As more options emerge to manage complex multi-agent systems, the era of enterprises connecting operational chains and shadow agents is coming to an end. As organizations move AI agents into production, the question remains: "how will we manage them?"
Google and Amazon Web Services offer fundamentally different answers, indicating a split in the AI stack. Google’s approach is to handle agent management at the system layer, while AWS’s harness method is built at the execution layer.
As competing companies release or update their agent-building platforms – Anthropic – the debate over how to manage and manage them has gained new energy in the past month. agents controlled by the new Claude and improved OpenAI Agents SDK— giving development teams options for managing agents.
AWS with new capabilities added Bedrock AgentCore optimizes speed—relying on trailers to bring agents to product faster—while offering identity and tool management.
Meanwhile, Google’s Gemini Enterprise Kubernetes adopts a management-based approach using a management plane. Each method looks at how agents transition from short-term task helpers to longer-running objects within a workflow.
Upgrades and umbrellas
Here’s what’s actually new to understand where each company stands.
Google has released a new version of Gemini Enterprise, bringing together its enterprise AI agent offerings – Gemini Enterprise Platform and Gemini Enterprise Application – under one umbrella.

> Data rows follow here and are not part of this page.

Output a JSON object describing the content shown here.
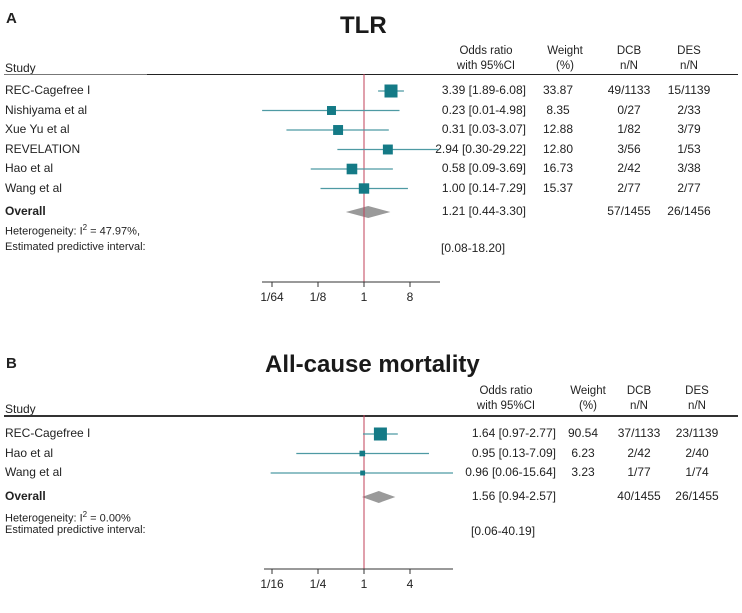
{
  "chart_data": [
    {
      "type": "forest",
      "panel": "A",
      "title": "TLR",
      "columns": {
        "study": "Study",
        "or_line1": "Odds ratio",
        "or_line2": "with 95%CI",
        "weight_line1": "Weight",
        "weight_line2": "(%)",
        "dcb_line1": "DCB",
        "dcb_line2": "n/N",
        "des_line1": "DES",
        "des_line2": "n/N"
      },
      "studies": [
        {
          "name": "REC-Cagefree I",
          "or": 3.39,
          "lo": 1.89,
          "hi": 6.08,
          "or_text": "3.39 [1.89-6.08]",
          "weight": 33.87,
          "weight_text": "33.87",
          "dcb": "49/1133",
          "des": "15/1139"
        },
        {
          "name": "Nishiyama et al",
          "or": 0.23,
          "lo": 0.01,
          "hi": 4.98,
          "or_text": "0.23 [0.01-4.98]",
          "weight": 8.35,
          "weight_text": "8.35",
          "dcb": "0/27",
          "des": "2/33"
        },
        {
          "name": "Xue Yu et al",
          "or": 0.31,
          "lo": 0.03,
          "hi": 3.07,
          "or_text": "0.31 [0.03-3.07]",
          "weight": 12.88,
          "weight_text": "12.88",
          "dcb": "1/82",
          "des": "3/79"
        },
        {
          "name": "REVELATION",
          "or": 2.94,
          "lo": 0.3,
          "hi": 29.22,
          "or_text": "2.94 [0.30-29.22]",
          "weight": 12.8,
          "weight_text": "12.80",
          "dcb": "3/56",
          "des": "1/53"
        },
        {
          "name": "Hao et al",
          "or": 0.58,
          "lo": 0.09,
          "hi": 3.69,
          "or_text": "0.58 [0.09-3.69]",
          "weight": 16.73,
          "weight_text": "16.73",
          "dcb": "2/42",
          "des": "3/38"
        },
        {
          "name": "Wang et al",
          "or": 1.0,
          "lo": 0.14,
          "hi": 7.29,
          "or_text": "1.00 [0.14-7.29]",
          "weight": 15.37,
          "weight_text": "15.37",
          "dcb": "2/77",
          "des": "2/77"
        }
      ],
      "overall": {
        "label": "Overall",
        "or": 1.21,
        "lo": 0.44,
        "hi": 3.3,
        "or_text": "1.21 [0.44-3.30]",
        "dcb": "57/1455",
        "des": "26/1456"
      },
      "heterogeneity_prefix": "Heterogeneity: I",
      "heterogeneity_sup": "2",
      "heterogeneity_suffix": " = 47.97%,",
      "predictive_label": "Estimated predictive interval:",
      "predictive_text": "[0.08-18.20]",
      "xscale": "log",
      "xticks": [
        0.015625,
        0.125,
        1,
        8
      ],
      "xtick_labels": [
        "1/64",
        "1/8",
        "1",
        "8"
      ],
      "xlim": [
        0.0105,
        22
      ],
      "reference_line": 1,
      "colors": {
        "box": "#147a86",
        "ci": "#4e9aa3",
        "diamond": "#9a9a9a",
        "refline": "#c0405a",
        "axis": "#333333"
      }
    },
    {
      "type": "forest",
      "panel": "B",
      "title": "All-cause mortality",
      "columns": {
        "study": "Study",
        "or_line1": "Odds ratio",
        "or_line2": "with 95%CI",
        "weight_line1": "Weight",
        "weight_line2": "(%)",
        "dcb_line1": "DCB",
        "dcb_line2": "n/N",
        "des_line1": "DES",
        "des_line2": "n/N"
      },
      "studies": [
        {
          "name": "REC-Cagefree I",
          "or": 1.64,
          "lo": 0.97,
          "hi": 2.77,
          "or_text": "1.64 [0.97-2.77]",
          "weight": 90.54,
          "weight_text": "90.54",
          "dcb": "37/1133",
          "des": "23/1139"
        },
        {
          "name": "Hao et al",
          "or": 0.95,
          "lo": 0.13,
          "hi": 7.09,
          "or_text": "0.95 [0.13-7.09]",
          "weight": 6.23,
          "weight_text": "6.23",
          "dcb": "2/42",
          "des": "2/40"
        },
        {
          "name": "Wang et al",
          "or": 0.96,
          "lo": 0.06,
          "hi": 15.64,
          "or_text": "0.96 [0.06-15.64]",
          "weight": 3.23,
          "weight_text": "3.23",
          "dcb": "1/77",
          "des": "1/74"
        }
      ],
      "overall": {
        "label": "Overall",
        "or": 1.56,
        "lo": 0.94,
        "hi": 2.57,
        "or_text": "1.56 [0.94-2.57]",
        "dcb": "40/1455",
        "des": "26/1455"
      },
      "heterogeneity_prefix": "Heterogeneity: I",
      "heterogeneity_sup": "2",
      "heterogeneity_suffix": " = 0.00%",
      "predictive_label": "Estimated predictive interval:",
      "predictive_text": "[0.06-40.19]",
      "xscale": "log",
      "xticks": [
        0.0625,
        0.25,
        1,
        4
      ],
      "xtick_labels": [
        "1/16",
        "1/4",
        "1",
        "4"
      ],
      "xlim": [
        0.048,
        14
      ],
      "reference_line": 1,
      "colors": {
        "box": "#147a86",
        "ci": "#4e9aa3",
        "diamond": "#9a9a9a",
        "refline": "#c0405a",
        "axis": "#333333"
      }
    }
  ]
}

The company rebranded As Vertex AI Gemini Enterprise Platformapart from the name change and new features, it’s still basically the same interface, he insists.
“We want to provide a platform and front door for companies to access all the AI systems and tools that Google has to offer,” Maryam Gulami, senior director of product management at Gemini Enterprise, told VentureBeat. “The way you can think about it is that the Gemini Enterprise App is built on top of the Gemini Enterprise Agent Platform, and the security and management tools are provided for free as part of the Gemini Enterprise App subscription.”

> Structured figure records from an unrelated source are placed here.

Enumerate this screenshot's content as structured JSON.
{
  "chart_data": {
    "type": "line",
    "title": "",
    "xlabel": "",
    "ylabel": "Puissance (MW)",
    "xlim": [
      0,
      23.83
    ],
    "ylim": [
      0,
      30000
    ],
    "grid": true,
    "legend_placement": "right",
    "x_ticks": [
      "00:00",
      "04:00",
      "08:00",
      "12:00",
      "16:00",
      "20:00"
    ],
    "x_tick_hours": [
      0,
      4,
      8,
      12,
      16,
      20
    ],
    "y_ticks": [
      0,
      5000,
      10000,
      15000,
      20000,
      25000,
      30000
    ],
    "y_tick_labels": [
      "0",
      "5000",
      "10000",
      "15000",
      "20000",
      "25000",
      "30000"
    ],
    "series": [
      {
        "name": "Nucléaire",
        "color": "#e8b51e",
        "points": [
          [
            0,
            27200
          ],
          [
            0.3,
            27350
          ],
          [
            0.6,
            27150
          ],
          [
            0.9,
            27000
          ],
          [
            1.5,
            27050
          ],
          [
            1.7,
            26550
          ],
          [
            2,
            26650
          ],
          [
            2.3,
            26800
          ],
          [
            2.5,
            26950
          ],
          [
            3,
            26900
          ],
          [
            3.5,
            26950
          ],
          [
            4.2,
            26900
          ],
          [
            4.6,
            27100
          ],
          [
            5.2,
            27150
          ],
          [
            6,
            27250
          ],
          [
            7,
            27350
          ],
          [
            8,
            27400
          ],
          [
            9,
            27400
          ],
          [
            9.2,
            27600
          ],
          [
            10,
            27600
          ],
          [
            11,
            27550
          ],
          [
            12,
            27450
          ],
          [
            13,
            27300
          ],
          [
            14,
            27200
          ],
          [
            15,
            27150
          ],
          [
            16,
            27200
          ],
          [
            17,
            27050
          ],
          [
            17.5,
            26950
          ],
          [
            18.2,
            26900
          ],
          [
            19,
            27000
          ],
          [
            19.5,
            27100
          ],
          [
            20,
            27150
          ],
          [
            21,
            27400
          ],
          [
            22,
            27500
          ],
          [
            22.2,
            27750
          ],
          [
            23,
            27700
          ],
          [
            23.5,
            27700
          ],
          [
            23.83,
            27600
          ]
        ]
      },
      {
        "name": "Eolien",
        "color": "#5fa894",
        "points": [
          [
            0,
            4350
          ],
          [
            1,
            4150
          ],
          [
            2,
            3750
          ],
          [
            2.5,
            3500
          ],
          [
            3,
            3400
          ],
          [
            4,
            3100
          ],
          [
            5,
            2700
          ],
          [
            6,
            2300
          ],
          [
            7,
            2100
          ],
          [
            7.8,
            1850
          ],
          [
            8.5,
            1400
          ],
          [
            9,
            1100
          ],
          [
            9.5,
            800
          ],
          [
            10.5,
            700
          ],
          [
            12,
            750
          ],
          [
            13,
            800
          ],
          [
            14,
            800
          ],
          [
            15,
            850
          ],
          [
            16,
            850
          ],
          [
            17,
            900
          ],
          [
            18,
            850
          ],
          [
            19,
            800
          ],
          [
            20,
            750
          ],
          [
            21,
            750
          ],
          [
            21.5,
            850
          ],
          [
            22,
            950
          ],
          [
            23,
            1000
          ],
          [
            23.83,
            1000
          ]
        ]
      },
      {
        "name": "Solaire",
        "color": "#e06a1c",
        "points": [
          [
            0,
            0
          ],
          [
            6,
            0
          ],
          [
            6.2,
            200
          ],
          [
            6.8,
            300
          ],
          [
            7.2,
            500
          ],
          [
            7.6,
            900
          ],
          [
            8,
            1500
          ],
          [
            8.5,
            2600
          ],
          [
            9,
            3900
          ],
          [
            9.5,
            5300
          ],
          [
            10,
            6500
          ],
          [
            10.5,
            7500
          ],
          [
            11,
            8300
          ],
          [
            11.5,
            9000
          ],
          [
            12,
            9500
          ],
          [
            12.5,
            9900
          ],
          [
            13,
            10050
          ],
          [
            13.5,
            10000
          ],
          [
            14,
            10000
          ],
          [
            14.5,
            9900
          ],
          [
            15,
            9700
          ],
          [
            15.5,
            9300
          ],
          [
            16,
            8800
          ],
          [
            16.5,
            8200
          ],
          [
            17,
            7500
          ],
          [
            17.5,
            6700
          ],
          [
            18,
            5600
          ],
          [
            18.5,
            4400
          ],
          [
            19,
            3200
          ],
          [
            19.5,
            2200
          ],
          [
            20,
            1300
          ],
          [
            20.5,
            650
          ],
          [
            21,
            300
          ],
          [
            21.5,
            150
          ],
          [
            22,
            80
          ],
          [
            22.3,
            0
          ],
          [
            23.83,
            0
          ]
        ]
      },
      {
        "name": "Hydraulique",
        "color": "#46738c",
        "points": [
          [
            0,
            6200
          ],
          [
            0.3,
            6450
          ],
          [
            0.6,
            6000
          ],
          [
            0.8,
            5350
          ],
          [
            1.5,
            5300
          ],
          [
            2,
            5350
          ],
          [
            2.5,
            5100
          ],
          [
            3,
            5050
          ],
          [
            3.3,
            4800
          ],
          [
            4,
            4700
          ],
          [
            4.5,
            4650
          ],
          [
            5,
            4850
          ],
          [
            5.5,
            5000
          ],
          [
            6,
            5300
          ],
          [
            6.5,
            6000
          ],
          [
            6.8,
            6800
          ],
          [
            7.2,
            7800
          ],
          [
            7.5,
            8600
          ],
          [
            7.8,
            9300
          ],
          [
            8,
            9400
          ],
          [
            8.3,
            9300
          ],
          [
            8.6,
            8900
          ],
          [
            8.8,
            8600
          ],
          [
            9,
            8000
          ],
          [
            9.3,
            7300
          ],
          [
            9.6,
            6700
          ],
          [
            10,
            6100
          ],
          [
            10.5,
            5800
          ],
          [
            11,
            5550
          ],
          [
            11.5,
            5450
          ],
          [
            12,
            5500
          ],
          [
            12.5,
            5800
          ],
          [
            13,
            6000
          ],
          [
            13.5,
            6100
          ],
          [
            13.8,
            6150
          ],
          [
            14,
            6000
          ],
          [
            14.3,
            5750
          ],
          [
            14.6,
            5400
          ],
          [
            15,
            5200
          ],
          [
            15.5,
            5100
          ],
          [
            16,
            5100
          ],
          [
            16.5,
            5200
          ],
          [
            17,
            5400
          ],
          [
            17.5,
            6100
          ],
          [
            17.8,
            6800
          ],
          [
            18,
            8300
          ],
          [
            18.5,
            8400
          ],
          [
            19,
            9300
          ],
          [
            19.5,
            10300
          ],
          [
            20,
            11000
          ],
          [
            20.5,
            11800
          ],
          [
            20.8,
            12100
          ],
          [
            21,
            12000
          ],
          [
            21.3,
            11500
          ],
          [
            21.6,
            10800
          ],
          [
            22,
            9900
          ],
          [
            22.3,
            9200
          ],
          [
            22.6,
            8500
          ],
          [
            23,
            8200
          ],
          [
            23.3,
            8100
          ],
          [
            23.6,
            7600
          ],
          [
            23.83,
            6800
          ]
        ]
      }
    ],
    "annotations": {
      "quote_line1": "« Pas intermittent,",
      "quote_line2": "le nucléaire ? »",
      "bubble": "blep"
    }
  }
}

On the other hand, AWS has added a new managed agent harness to Bedrock Agentcore. The harness “replaces the initial build with a configuration-based starting point powered by Strands Agents, AWS’ open source agent framework,” the company said in a press release shared with VentureBeat.

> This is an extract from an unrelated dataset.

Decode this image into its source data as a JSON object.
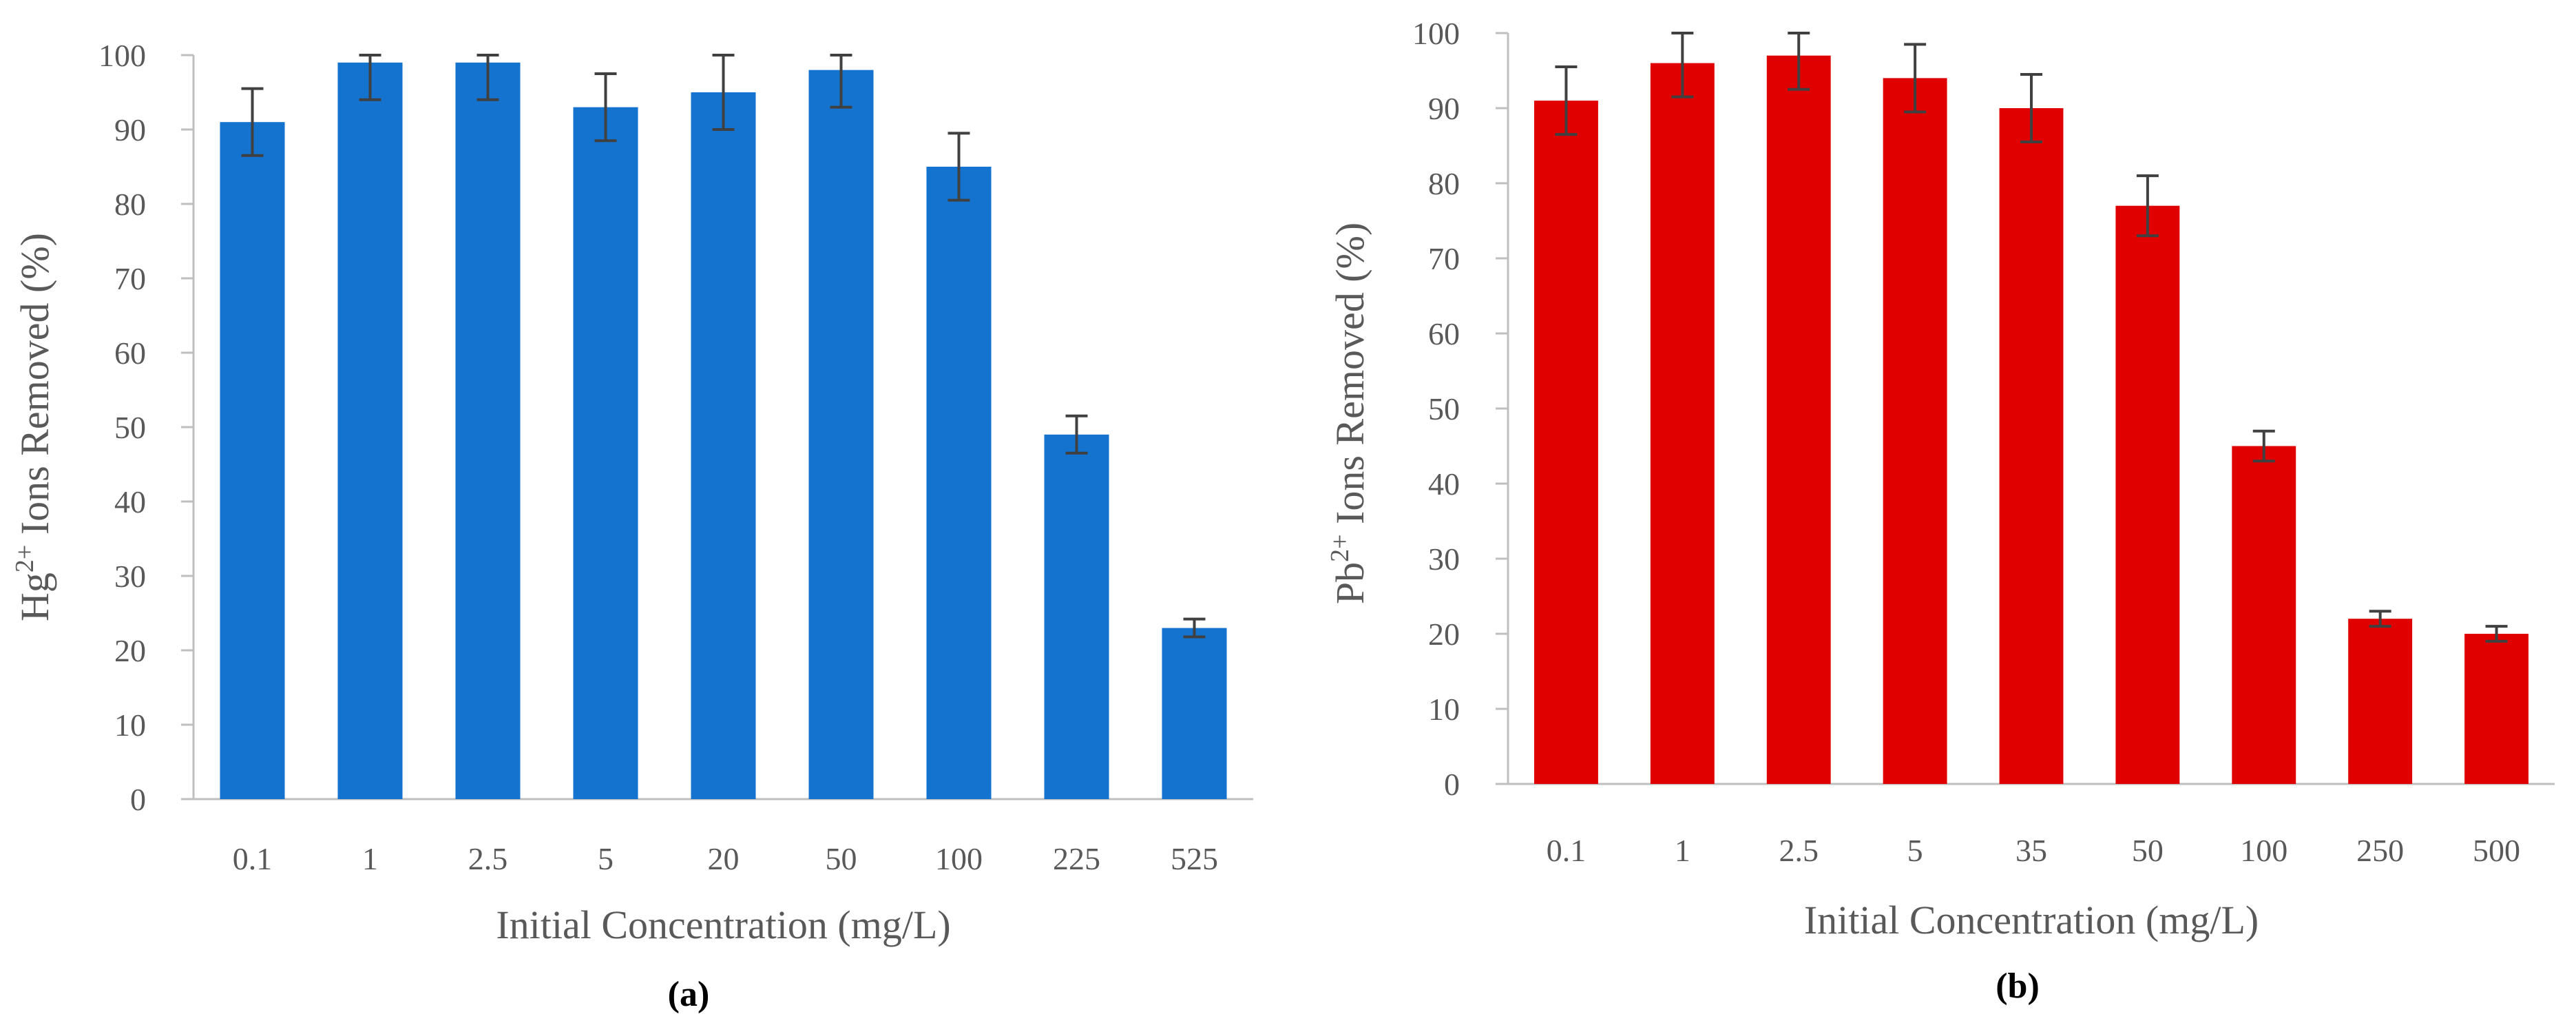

Users define what the agent does, the model it uses, and the tools it calls, and AgentCore works to bring it all together to run the agent.
Agents now become systems
The shift toward state-of-the-art, long-running autonomous agents has forced a rethinking of how AI systems behave. As agents move from short-term tasks to long-term workflows, a new class of failure occurs: state slippage.
As agents continue their activities, they collect state-memory, responses, and evolving context. Over time, this state becomes obsolete. Data sources vary or tools may return conflicting answers. But the agent becomes more sensitive to inconsistencies and less accurate.
Agent reliability becomes a systemic issue, and managing this drift may require more than faster execution; may require vision and control.
It’s this point of failure that platforms like Gemini Enterprise and AgentCore try to avoid.
While that change is already happening, Gholami acknowledged that customers will dictate how they want to operate and manage any agent that has been around for a long time.
“We’re going to learn a lot from customers where they’re going to use long-standing agents, where they’re giving these autonomous agents a task to just go ahead and do it,” Gholami said. “Of course there are tricks and balances to iron out, and the agent may come back and ask for more information.”
New AI stack
What is becoming increasingly clear is that the AI stack is divided into different layers, solving different problems.
AWS, and to some extent Anthropic and OpenAI, optimize for faster deployment. Claude Managed Agents abstracts much of the background work to get an agent up and running, while the Agents SDK now includes support for sandboxes and out-of-the-box trailering. These approaches aim to lower the barrier to deploying agents.
Google offers a centralized dashboard to manage identity, enforce policies, and monitor persistent behavior.
Businesses need both.
As some practitioners see it, their businesses need to have a serious conversation about how much risk they are willing to take.
“The bottom line for enterprise technology leaders currently considering these technologies can be stated as follows: while the question of agent harness and runtime is often seen as build and buy, it’s primarily a risk management issue. If you can manage your agents through a third-party runtime because they don’t impact your revenue streams, there’s only one thing to consider from a business perspective,” Rafael Sarim Oezdemir, head of development at EZContacts, told VentureBeat in an email.
Rapid iteration allows teams to experiment and discover what agents can do, while centralized control increases trust levels. What enterprises need is to ensure that they are not locked into systems that are only designed to execute agents in a single way.